The trees are turning a bit. Most are still green, with some going straight to brown due to our drought, but this one is pretty. I took this picture on Sunday, when the sky was soooo blue. It's cold and windy today.
Just the kind of day to do some lying around, like Cisco is here. His fur is even softer than it looks. And he is the cleanest cat I've ever known - all that fur is white and shiny and perfectly groomed.
I want to relax like Cisco does.
Larry has been doing his first paramedic hand-on training on an ambulance. He did ride-alongs when he was training to be an EMT, but a paramedic is a much higher level of certification.
This is the first group of texts I got from him while he was on the ambulance. I was worried about Larry dealing with the baby, as Larry has a pretty tender heart. He would do a good job, but if things went south, Larry would take it hard. Fortunately, the baby will be fine.
Then I asked him what other patients he had.
Heh. I hate autocorrect too, but it does help sometimes. Larry did well this time - they got the pregnant lady to the hospital and all is good. His next training session is Sunday.
Now that the days are getting shorter, I'm driving more with my headlights on. And I notice all the halos I'm seeing around lights due to my cataracts. Pretty rainbow halos. Violet to indigo to cyan to chartreuse to gold to orange to crimson..
Much like this. Pretty. *SIGH* Less than two weeks until I get my first cataract done. Can't come soon enough.

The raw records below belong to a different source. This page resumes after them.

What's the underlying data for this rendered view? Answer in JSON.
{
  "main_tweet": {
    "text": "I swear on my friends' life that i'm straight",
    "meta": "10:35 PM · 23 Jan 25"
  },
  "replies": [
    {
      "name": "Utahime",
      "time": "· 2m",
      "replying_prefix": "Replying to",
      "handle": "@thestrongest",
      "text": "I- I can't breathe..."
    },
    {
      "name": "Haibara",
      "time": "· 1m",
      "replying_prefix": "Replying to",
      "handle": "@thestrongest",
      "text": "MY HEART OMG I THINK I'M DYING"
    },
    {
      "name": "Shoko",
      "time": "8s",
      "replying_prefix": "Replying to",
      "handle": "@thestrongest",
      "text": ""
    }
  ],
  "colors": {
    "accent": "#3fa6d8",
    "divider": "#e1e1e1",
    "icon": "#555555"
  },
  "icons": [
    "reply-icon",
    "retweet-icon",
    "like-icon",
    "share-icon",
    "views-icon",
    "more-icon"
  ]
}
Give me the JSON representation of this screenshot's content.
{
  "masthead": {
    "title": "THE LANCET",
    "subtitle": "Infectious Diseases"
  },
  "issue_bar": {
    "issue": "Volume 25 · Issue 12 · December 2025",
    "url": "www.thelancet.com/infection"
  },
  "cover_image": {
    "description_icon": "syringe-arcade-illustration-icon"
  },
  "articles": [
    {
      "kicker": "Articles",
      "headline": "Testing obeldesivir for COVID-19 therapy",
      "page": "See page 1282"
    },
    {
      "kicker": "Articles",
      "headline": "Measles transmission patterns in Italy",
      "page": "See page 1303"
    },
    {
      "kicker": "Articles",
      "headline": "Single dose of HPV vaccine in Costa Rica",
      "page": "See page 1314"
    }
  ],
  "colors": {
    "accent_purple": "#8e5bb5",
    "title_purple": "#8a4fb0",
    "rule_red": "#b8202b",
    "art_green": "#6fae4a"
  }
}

I'm tatting a bit, but I'm very distracted of late. This Mary Konior's Large Cross. I've made this pattern a zillion times, but this time I keep making mistakes and having to retro tat. I'll bet I've picked out 10 rings and 10 chains in this cross alone. I'm stressing We're having to spend a lot of money right now and we really don't have it. Dental implants, eye stuff, the dryer breaking, my retirement funds going to hell, and everything is costing way more than we thought. Plus, while Curly likes his job, he's not getting many hours, therefore not much money. I can't really help him and I'm worried for him. Grrr.
I've recently gotten addicted to this. It's BAD. But it helps me during sad times.
Why can't I be more like Cisco? "What - me worry?"
Are the rest of you stressing these days? What do you do for stress relief?